The department argued that the comptroller general, who can be removed only by Congress and not by the president, is a legislative branch employe. As such, the department argued, he cannot enforce the law and order the president to make budget cuts.
The unanimous three-judge panel decision agreed with Justice on that point and struck down the comptroller's role in enforcing that law. The decision also contained extraneous language indicating that the panel thought recent high court decisions, especially a 1983 ruling striking down the use of a one-house veto, might have undermined the court's 1935 ruling on independent regulatory agencies.

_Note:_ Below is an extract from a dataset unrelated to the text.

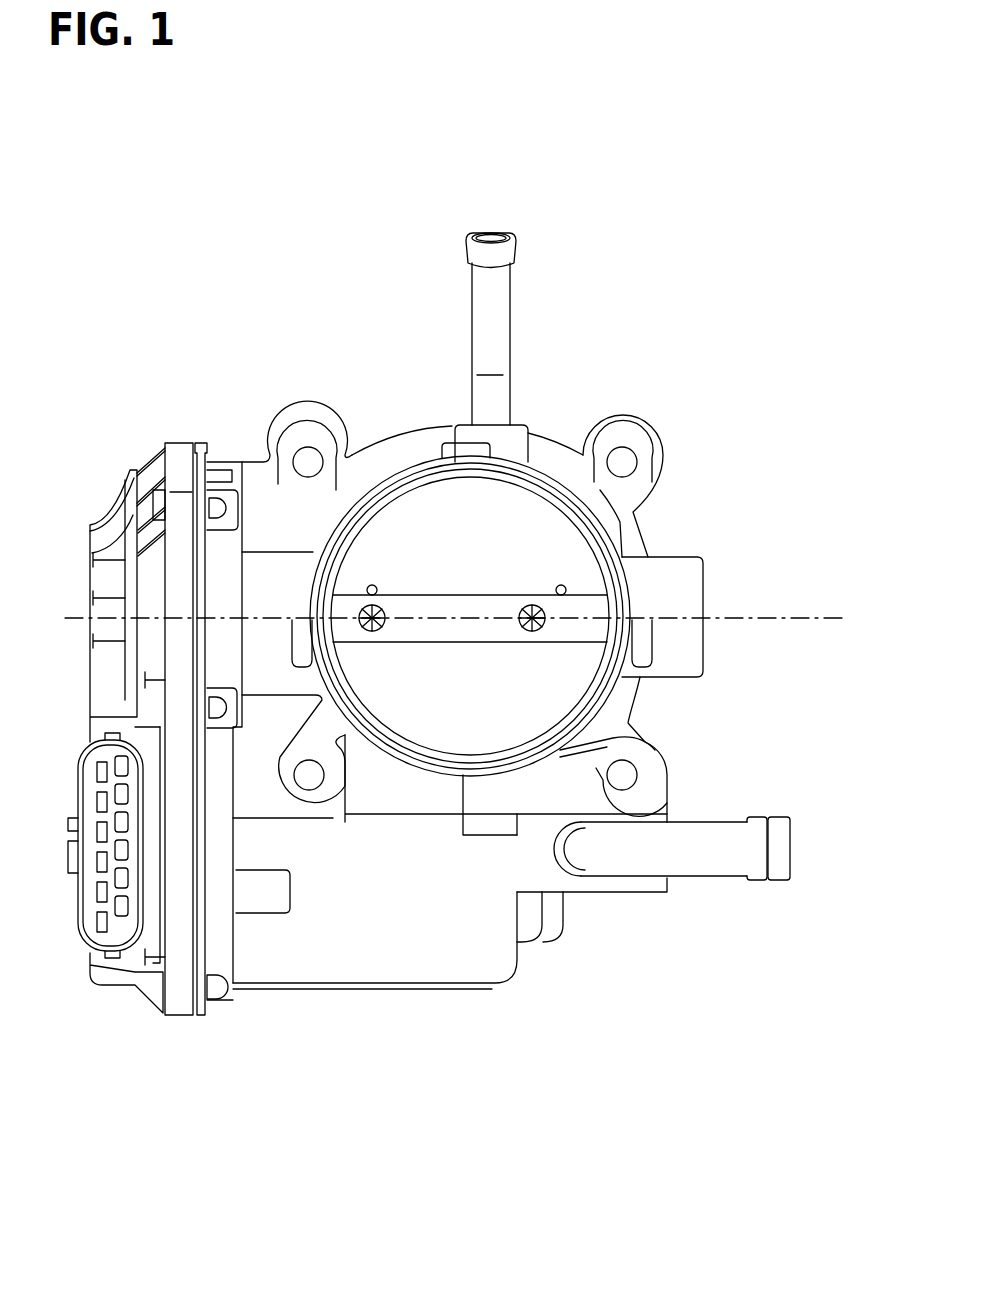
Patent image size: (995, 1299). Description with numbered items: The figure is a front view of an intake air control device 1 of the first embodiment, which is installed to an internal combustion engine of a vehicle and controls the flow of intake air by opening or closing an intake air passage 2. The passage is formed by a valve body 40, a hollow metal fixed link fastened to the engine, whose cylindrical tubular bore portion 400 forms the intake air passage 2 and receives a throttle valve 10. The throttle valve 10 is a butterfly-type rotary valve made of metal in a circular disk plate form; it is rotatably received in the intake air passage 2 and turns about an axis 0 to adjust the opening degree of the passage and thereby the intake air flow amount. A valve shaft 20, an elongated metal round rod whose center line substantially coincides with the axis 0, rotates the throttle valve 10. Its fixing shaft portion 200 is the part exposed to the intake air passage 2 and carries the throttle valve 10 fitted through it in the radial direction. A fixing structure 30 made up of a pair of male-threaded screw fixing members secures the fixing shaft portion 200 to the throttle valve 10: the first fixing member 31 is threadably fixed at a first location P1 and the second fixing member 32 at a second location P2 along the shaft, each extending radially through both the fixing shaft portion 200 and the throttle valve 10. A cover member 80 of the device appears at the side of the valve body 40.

The panel's musings heartened Olson, but the Supreme Court, which is expected to hear the Gramm-Rudman-Hollings appeal in late April or early May, is not likely to address -- much less agree with -- the constitutional issues raised in the Ticor litigation, according to attorney Alan Morrison, who represents a group of House members challenging the comptroller's role in Gramm-Rudman-Hollings and who won the 1983 Supreme Court case.
Still, some conservatives hope that the justices will comment in passing on those issues, setting the stage for an eventual showdown on Humphrey's Executor.